JOSE COLUCCIELLO AND STEFANIA COLUCCIELLO, Appellees.

         NOT FINAL UNTIL TIME EXPIRES TO FILE MOTION FOR REHEARING AND DISPOSITION THEREOF IF FILED

          Nonfinal Appeal from the Circuit Court for Brevard County, Jeffrey Mahl, Judge.

          Jay M. Levy, of Jay M. Levy, P.A., Miami, and Karen Fultz, of Sheehee & Associates, P.A., Miami, for Appellant.

          Matthew G. Struble, of Struble, P.A., Fort Lauderdale, for Appellees.

          LAMBERT, J.

         First Protective Insurance Co. d/b/a Frontline Insurance Co. ("Insurer") appeals the trial court's nonfinal order denying its motion to compel appraisal.[1] Under the facts of this case, because Insurer did not "wholly deny" coverage for its insureds' loss, we reverse and remand with directions to the trial court to compel an appraisal.

         Jose and Stefania Colucciello ("Homeowners") insured their home with Insurer. As a result of damage sustained to their home due to water intrusion from Hurricane Irma, Homeowners filed a claim with Insurer under their policy of insurance.
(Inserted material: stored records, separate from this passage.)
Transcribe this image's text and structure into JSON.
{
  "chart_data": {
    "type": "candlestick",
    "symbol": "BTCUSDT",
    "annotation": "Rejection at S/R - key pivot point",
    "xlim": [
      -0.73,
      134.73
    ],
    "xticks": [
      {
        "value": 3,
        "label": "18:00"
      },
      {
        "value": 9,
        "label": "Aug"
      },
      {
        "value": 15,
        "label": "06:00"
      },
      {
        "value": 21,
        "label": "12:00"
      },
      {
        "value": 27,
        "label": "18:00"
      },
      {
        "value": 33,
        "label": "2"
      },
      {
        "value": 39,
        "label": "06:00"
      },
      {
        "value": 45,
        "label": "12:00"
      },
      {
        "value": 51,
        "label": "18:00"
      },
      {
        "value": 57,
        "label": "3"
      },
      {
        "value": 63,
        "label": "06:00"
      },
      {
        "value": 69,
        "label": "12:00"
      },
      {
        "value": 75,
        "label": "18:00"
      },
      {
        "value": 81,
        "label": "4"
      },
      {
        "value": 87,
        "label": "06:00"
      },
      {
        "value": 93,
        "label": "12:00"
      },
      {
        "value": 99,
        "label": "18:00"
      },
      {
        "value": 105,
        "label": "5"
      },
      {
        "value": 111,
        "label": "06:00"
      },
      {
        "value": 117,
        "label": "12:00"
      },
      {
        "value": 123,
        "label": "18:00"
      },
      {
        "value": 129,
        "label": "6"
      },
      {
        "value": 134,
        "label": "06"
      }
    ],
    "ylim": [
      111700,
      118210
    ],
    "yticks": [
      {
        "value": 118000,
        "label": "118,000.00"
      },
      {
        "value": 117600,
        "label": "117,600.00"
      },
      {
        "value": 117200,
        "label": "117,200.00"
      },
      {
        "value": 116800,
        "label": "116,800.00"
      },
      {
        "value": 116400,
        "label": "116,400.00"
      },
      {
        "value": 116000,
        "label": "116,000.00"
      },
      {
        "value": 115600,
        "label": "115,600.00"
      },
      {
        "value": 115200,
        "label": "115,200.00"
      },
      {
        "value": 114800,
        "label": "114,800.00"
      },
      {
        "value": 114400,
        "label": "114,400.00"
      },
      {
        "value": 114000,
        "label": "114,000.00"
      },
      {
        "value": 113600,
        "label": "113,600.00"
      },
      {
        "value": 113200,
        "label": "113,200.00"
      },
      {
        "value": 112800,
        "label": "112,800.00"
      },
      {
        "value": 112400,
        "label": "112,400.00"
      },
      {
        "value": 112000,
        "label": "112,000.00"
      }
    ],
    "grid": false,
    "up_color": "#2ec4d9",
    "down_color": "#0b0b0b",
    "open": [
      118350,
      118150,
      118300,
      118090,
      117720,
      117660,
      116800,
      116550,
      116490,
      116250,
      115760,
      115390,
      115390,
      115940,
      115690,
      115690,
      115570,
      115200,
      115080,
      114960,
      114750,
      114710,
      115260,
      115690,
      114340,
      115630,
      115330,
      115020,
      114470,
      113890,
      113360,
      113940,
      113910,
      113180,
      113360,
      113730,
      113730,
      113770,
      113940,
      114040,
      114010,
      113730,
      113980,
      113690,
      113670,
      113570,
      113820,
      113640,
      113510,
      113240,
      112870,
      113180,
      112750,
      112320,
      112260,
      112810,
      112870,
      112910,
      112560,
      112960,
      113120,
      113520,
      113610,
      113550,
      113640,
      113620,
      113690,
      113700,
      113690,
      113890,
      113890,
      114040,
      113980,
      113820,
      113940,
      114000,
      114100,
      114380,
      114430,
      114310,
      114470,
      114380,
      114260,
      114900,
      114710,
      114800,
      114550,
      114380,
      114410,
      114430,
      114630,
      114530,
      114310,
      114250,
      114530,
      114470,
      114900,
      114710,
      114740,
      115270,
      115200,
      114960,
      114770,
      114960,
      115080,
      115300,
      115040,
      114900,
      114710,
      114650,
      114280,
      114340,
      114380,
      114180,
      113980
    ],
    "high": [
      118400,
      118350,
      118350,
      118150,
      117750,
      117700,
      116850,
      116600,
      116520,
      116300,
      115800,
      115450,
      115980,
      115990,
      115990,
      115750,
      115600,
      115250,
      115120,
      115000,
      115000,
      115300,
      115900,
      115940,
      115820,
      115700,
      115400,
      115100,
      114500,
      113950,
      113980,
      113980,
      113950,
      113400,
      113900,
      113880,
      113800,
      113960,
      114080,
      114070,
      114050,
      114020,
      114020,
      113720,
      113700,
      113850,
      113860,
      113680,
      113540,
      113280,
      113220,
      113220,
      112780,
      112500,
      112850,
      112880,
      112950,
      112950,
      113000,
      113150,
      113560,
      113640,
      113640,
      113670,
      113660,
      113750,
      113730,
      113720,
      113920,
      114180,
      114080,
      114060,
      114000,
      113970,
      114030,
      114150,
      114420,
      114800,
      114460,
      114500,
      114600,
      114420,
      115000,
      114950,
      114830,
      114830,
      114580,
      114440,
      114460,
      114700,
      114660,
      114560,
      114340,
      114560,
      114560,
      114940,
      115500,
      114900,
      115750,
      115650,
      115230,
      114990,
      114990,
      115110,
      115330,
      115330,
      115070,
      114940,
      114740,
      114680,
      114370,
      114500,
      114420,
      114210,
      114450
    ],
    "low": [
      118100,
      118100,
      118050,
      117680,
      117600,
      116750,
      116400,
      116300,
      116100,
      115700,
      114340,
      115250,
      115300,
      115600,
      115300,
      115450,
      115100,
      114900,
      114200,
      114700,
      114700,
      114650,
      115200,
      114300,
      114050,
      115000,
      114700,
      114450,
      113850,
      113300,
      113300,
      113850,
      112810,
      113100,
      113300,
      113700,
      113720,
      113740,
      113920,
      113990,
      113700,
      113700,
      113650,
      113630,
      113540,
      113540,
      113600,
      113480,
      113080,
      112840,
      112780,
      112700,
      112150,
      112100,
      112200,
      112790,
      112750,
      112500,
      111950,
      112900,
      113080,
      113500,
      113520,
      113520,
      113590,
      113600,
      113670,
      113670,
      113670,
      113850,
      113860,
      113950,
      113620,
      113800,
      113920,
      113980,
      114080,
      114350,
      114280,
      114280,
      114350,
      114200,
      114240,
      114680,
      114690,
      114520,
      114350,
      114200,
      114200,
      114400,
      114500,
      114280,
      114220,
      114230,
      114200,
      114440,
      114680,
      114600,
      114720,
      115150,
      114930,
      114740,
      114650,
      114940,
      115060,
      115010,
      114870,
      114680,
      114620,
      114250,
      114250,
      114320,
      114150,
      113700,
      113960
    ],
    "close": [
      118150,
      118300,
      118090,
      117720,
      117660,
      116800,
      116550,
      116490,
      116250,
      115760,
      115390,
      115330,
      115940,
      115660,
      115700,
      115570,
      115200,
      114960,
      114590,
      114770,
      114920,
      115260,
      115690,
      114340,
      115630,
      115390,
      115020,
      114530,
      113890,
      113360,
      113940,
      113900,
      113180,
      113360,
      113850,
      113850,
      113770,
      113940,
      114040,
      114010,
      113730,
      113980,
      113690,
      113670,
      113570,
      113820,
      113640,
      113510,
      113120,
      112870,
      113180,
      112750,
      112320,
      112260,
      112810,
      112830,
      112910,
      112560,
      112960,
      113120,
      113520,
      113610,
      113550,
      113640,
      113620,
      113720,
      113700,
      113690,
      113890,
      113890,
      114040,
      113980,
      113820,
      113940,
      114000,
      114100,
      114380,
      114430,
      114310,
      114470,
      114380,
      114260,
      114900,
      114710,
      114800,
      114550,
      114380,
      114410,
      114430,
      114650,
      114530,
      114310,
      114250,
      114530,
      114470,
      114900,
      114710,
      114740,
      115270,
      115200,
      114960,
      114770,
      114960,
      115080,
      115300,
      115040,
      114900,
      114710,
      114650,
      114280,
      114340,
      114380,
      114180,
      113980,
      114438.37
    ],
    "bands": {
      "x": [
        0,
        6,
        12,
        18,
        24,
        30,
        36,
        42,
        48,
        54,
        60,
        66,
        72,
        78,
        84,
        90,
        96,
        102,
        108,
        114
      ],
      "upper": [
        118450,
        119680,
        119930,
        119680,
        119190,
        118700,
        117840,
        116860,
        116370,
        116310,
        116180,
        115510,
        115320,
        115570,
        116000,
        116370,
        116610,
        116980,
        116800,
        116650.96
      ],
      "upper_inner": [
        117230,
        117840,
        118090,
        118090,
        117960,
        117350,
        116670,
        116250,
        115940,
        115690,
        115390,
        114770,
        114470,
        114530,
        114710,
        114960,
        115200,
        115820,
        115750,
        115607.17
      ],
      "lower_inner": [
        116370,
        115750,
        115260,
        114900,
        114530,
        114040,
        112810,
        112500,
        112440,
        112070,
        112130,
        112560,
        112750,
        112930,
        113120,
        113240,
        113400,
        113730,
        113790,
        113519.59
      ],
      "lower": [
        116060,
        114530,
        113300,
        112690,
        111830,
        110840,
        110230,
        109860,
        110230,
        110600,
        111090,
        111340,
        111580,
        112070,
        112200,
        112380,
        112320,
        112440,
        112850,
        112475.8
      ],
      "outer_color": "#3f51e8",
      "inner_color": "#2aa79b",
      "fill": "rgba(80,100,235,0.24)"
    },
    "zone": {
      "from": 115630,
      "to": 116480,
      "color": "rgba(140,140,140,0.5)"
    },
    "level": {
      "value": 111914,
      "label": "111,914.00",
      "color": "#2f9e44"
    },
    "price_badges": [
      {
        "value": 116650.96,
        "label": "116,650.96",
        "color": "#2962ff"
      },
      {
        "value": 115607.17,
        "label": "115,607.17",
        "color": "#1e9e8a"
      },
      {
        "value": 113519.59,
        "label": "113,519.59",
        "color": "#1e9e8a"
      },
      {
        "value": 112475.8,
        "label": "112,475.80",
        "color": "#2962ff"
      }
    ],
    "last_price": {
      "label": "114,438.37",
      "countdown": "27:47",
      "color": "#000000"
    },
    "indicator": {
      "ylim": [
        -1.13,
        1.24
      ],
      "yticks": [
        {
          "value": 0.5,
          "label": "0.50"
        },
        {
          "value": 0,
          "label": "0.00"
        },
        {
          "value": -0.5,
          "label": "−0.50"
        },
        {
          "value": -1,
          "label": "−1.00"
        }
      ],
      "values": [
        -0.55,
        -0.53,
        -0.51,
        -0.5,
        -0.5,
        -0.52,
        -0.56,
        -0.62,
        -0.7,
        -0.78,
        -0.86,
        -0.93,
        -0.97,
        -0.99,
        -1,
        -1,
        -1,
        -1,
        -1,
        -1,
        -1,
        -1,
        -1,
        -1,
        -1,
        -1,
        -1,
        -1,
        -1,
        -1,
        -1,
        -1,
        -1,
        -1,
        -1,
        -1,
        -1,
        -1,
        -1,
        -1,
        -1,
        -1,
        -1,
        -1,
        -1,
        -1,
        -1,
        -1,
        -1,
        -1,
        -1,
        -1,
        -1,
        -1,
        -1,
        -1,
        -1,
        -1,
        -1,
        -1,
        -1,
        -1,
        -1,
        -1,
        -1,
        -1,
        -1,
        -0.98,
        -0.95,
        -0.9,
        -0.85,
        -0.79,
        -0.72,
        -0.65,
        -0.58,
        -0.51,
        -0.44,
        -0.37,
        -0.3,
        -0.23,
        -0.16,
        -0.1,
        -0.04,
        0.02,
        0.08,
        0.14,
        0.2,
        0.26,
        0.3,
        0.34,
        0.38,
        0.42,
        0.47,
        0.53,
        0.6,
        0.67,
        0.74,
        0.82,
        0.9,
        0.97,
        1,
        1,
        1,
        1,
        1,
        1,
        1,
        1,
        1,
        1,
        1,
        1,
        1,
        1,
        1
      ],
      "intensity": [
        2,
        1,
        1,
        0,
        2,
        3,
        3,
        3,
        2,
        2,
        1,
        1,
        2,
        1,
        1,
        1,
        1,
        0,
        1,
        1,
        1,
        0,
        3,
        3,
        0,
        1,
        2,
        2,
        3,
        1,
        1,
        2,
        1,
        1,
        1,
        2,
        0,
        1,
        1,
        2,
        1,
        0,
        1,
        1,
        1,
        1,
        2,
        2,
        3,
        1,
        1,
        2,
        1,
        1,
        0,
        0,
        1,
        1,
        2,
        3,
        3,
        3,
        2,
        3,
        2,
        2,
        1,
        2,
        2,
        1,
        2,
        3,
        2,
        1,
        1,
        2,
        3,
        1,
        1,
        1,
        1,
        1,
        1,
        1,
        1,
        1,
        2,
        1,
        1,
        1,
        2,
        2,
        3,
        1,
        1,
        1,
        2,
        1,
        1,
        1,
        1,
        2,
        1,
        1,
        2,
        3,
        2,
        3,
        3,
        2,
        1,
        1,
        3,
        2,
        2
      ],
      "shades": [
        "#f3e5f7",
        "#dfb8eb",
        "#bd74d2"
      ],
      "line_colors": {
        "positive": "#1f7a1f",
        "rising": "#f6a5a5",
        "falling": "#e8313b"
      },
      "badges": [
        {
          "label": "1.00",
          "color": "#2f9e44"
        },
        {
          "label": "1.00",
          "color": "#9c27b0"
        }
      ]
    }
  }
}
Insurer timely investigated and thereafter paid Homeowners in excess of $100, 000 on their claim for both mold damage and other interior damage to their home. Insurer, however, declined to pay for certain exterior damages to the home. Homeowners filed a breach of contract action, and Insurer moved to dismiss and to compel an appraisal under the terms of the insurance contract. Following a brief hearing, the trial court entered the unelaborated order now under review, denying the motion.

         Because the pertinent facts here are undisputed, we apply the de novo standard of review to the order denying the appraisal. See People's Tr. Ins. Co. v. Garcia, 263 So.3d 231, 233 (Fla. 3d DCA 2019); People's Tr. Ins. Co. v. Tracey, 251 So.3d 931, 933 (Fla. 4th DCA 2018).

         Insurer argues that the trial court erred in denying its motion because the dispute between the parties relates to the total amount of Homeowners' loss, which it contends is properly determined by appraisers under the terms of the insurance contract. Homeowners respond that the trial court ruled correctly because Insurer denied coverage for the exterior damage to their home and, as such, whether this aspect of their claim is covered under their insurance policy is a determination to be made by the court. See State Farm Fire & Cas. Co. v. Licea, 685 So.2d 1285, 1287 (Fla. 1996) ("A challenge of coverage is exclusively a judicial question . . . ." (quoting Midwest Mut. Ins. Co. v. Santiesteban, 287 So.2d 665, 667 (Fla. 1974))). Insurer disagrees, asserting that it did not "wholly deny" coverage on Homeowners' claim and that, under such circumstances, the Florida Supreme Court has held this to be not a dispute over coverage but, instead, merely a disagreement between the parties to the insurance contract on the amount of the loss, which is an issue to be determined under the contract by an appraisal. See Johnson v. Nationwide Mut. Ins. Co., 828 So.2d 1021, 1022 (Fla. 2002). Insurer is correct.

         In the instant case, Homeowners submitted one claim under their policy for damage to their home caused by water intrusion. Insurer agreed that this was a covered claim, paid a significant amount of money on the claim to Homeowners or on their behalf, but disagreed with them as to the total amount owed. We conclude that under Johnson, coverage was not "wholly denied" by Insurer and, under the terms of the parties' insurance contract, an appraisal is required to determine the total amount of the loss. Therefore, and consistently with our sister courts that have addressed this issue subsequent to Johnson, see State Farm Ins. Co. v. Sheppard, 268 So.3d 1006 (Fla. 1st DCA 2019); MKL Enters. LLC, v. Am. Traditions Ins. Co., 265 So.3d 730 (Fla. 1st DCA 2019); Garcia, 263 So.3d at 232; Tracey, 251 So.3d at 932, we reverse the trial court's order and remand with directions to compel an appraisal.

         REVERSED and REMANDED, with directions.

          EDWARDS and EISNAUGLE, JJ., concur.